Nicholas Kristof writes in the NYT:
IMAGINE having to pick just one of your children to save, while leaving the others to face death.
One of my most searing experiences as a reporter occurred in Cambodia, where I met a woman whose daughter had just died of malaria and who was left caring for seven children and grandchildren.
The woman, Nhem Yen, showed me her one anti-malaria bed net and told me how every evening she agonized over which children to squeeze under it — and which ones to leave out and expose to malarial mosquitoes.
That’s the kind of excruciating question that extreme poverty forces on families.
Most of us couldn’t even comprehend having to make a choice like that.
For thousands of generations, a vast majority of humans have lived brief, illiterate lives marked by disease, disability and the loss of children. As recently as 1980, a slight majority of people in the developing world lived in extreme poverty, defined as surviving on less than $1.25 in today’s money.
So 30 years ago half the developing world were near starvation, or did starve.
The share of people in the developing world who live in extreme poverty has been reduced from 1 in 2 in 1980 to 1 in 5 today, according to the World Bank. Now the aim is to reduce that to almost zero by 2030.
That is a huge gain, and a trend we want to continue.
Timeout for a skeptical question that is both callous and common:
When additional kids survive in poor countries, does that really matter? Isn’t the result just a population explosion leading to famine or war, and more deaths?
That’s a frequent objection, but it’s wrong. When child mortality drops and families know that their children will survive, they are more likely to have fewer babies — and to invest more in them. There’s a well-known path from declining child deaths to declining births, which is why Bangladesh is now down to an average of 2.2 births per woman.
An interesting observation I had not seen before.
Ancient diseases are on the way out. Guinea worm and polio are likely to be eradicated in the coming years. Malaria has been brought under control in many countries, and a vaccine may reduce its toll even further.
AIDS is also receding. Last year in southern Africa, I interviewed coffin-makers who told me grumpily that their businesses are in recession because AIDS is no longer killing large numbers of people.
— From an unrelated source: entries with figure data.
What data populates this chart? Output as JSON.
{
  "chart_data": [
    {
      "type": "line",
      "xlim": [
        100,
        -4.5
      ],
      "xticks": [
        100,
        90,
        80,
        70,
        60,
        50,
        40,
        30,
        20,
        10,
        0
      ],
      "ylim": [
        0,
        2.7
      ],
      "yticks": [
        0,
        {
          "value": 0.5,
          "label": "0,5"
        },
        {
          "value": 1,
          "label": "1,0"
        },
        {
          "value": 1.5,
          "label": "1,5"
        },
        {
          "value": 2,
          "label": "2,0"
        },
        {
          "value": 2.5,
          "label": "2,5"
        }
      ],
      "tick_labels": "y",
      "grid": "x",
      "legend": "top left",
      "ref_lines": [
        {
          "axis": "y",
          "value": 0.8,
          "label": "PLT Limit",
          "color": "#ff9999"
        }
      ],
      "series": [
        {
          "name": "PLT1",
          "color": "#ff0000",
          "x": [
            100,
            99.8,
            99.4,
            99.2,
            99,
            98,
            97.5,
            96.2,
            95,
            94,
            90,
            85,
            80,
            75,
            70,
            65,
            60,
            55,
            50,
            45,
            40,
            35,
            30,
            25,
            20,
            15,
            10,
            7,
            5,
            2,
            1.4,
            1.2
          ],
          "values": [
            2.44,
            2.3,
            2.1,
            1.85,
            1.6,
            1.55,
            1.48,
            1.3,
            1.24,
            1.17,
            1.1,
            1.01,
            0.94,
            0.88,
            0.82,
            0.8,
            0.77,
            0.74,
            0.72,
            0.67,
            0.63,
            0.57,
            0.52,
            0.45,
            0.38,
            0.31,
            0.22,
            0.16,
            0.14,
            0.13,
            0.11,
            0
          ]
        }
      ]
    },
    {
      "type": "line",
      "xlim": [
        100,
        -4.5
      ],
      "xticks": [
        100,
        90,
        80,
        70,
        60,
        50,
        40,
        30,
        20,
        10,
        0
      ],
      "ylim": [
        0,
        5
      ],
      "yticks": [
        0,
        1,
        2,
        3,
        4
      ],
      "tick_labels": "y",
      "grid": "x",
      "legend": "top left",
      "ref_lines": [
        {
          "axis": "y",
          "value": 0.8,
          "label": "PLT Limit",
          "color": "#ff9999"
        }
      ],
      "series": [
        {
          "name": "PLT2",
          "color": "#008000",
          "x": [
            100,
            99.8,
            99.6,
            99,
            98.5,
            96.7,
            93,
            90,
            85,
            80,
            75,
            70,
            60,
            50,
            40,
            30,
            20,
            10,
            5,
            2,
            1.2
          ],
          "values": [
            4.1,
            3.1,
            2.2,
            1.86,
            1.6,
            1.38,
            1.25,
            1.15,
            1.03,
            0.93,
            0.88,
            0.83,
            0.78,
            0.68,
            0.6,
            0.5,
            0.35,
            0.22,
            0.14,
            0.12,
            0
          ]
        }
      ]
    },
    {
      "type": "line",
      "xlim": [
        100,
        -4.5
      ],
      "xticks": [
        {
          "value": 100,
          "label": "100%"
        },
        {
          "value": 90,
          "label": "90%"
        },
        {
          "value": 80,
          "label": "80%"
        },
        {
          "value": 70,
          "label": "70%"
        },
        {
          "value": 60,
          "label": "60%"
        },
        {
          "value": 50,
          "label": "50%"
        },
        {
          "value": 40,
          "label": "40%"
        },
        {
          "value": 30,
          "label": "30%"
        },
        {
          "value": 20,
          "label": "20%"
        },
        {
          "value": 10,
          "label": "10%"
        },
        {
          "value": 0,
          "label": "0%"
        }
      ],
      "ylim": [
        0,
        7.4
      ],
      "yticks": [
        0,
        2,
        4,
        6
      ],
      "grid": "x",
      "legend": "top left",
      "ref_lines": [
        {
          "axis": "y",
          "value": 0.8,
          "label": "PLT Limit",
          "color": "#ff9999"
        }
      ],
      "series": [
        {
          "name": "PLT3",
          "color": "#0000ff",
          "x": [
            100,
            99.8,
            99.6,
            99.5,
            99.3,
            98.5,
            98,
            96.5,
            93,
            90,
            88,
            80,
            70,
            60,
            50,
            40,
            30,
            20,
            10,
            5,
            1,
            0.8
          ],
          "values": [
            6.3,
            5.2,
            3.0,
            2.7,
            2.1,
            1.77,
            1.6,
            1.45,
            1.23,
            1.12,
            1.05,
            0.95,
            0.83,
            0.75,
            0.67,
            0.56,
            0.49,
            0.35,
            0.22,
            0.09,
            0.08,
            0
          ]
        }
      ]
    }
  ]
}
Good news for most is always bad news for some!
The drop in mortality understates the gains, because diseases don’t just kill people but also leave them disabled or unproductive, wrecking the economy. Poor people used to go blind routinely from disease or were unable to work for want of reading glasses. Now they are much less likely to go blind, and far more likely to get glasses.
These achievements aren’t just the result of work by Western donors or aid groups. Some of the biggest gains resulted from economic growth in China and India. When the poor are able to get jobs, they forge their own path out of poverty.
Their embrace of a market economy has pulled hundreds of millions out of extreme poverty.
The world of extreme poverty and disease that characterized life for most people throughout history may now finally be on its way out.
I’d love to see that in my lifetime.